Awesome
Neural Tagger for MD and NER
This repo contains the software that was used to conduct the experiments reported in our article titled "Improving Named Entity Recognition by Jointly Learning to Disambiguate Morphological Tags" [1] to be presented at COLING 2018.
Training and testing
We recommend using the helper scripts for conducting experiments. The scripts named helper-script-*
run the experiments in the paper with given hyper parameters. Beware that the option -j6
will make the script run
six experiment configurations at once.
bash ./scripts/default/helper-script-to-run-the-experiment-set-small-sizes.sh campaing_name | parallel -j6
For the reporting part to work, you should set up a working sacred
environment, which is very easy if you choose a filesystem based storage. You can find an
example of this in the helper script found in ./scripts/TRUBA
folder.
Tag sentences
This project do not have a designated tagger script for now but you can obtain the output in eval_dir
.
You should provide the text in tokenized form in CoNLL format. The script will tag both the development and
testing files and produce files in ./evaluation/temp/eval_logs/
. If you need this and want to contribute by coding
and sharing it with the project, you are welcome.

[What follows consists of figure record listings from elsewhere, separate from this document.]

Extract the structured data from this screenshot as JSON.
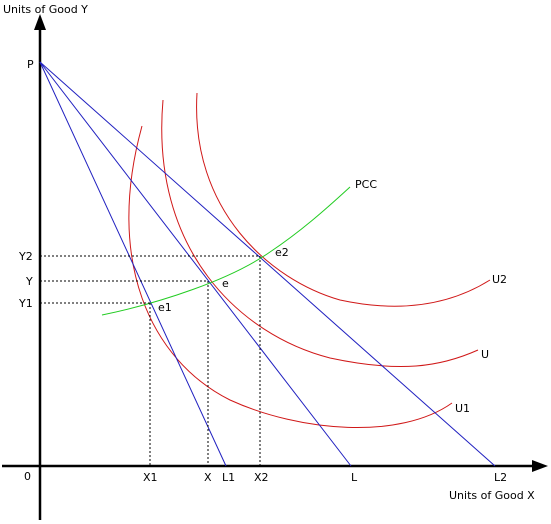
{
  "axes": {
    "y_title": "Units of Good Y",
    "x_title": "Units of Good X",
    "origin": "0",
    "axis_color": "#000000"
  },
  "points": {
    "P": "P",
    "e": "e",
    "e1": "e1",
    "e2": "e2"
  },
  "y_ticks": {
    "Y2": "Y2",
    "Y": "Y",
    "Y1": "Y1"
  },
  "x_ticks": {
    "X1": "X1",
    "X": "X",
    "X2": "X2",
    "L1": "L1",
    "L": "L",
    "L2": "L2"
  },
  "curves": {
    "U": "U",
    "U1": "U1",
    "U2": "U2",
    "PCC": "PCC"
  },
  "colors": {
    "budget_lines": "#2020c0",
    "indifference_curves": "#d01818",
    "pcc": "#22cc22",
    "guides": "#000000"
  }
}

Replication of the experiments
To reproduce the experiments reported with our model, you can use Docker
and build a replica of our experimentation environment.
To build:
docker build -t yourimagename:yourversion .
To run:
docker run -ti -v `pwd`/dataset:/opt/ner-tagger-dynet/dataset -v `pwd`/models:/opt/ner-tagger-dynet/models yourimagename:yourversion python train.py --train dataset/gungor.ner.train.small --dev dataset/gungor.ner.dev.small --test dataset/gungor.ner.test.small --word_dim 300 --word_lstm_dim 200 --word_bidirect 1 --cap_dim 100 --crf 1 --lr_method=adam --maximum-epochs 50 --char_dim 200 --char_lstm_dim 200 --char_bidirect 1 --overwrite-mappings 1 --batch-size 1
You should create or set permissions accordingly for `pwd`/dataset
and `pwd`/models
.
References
[1] Gungor, O., Uskudarli, S., Gungor, T., Improving Named Entity Recognition by Jointly Learning to Disambiguate Morphological Tags, 2018, COLING 2018, 19-25 August, (to appear).
DIP Instructions
Dockerfile
should reside in the root directory. What can we do about this? Maybe the DIP should be informed about this
kind of Dockerfiles in some way?
I will provide the model files as a single tar file.
docker build -t yourimagename:yourversion .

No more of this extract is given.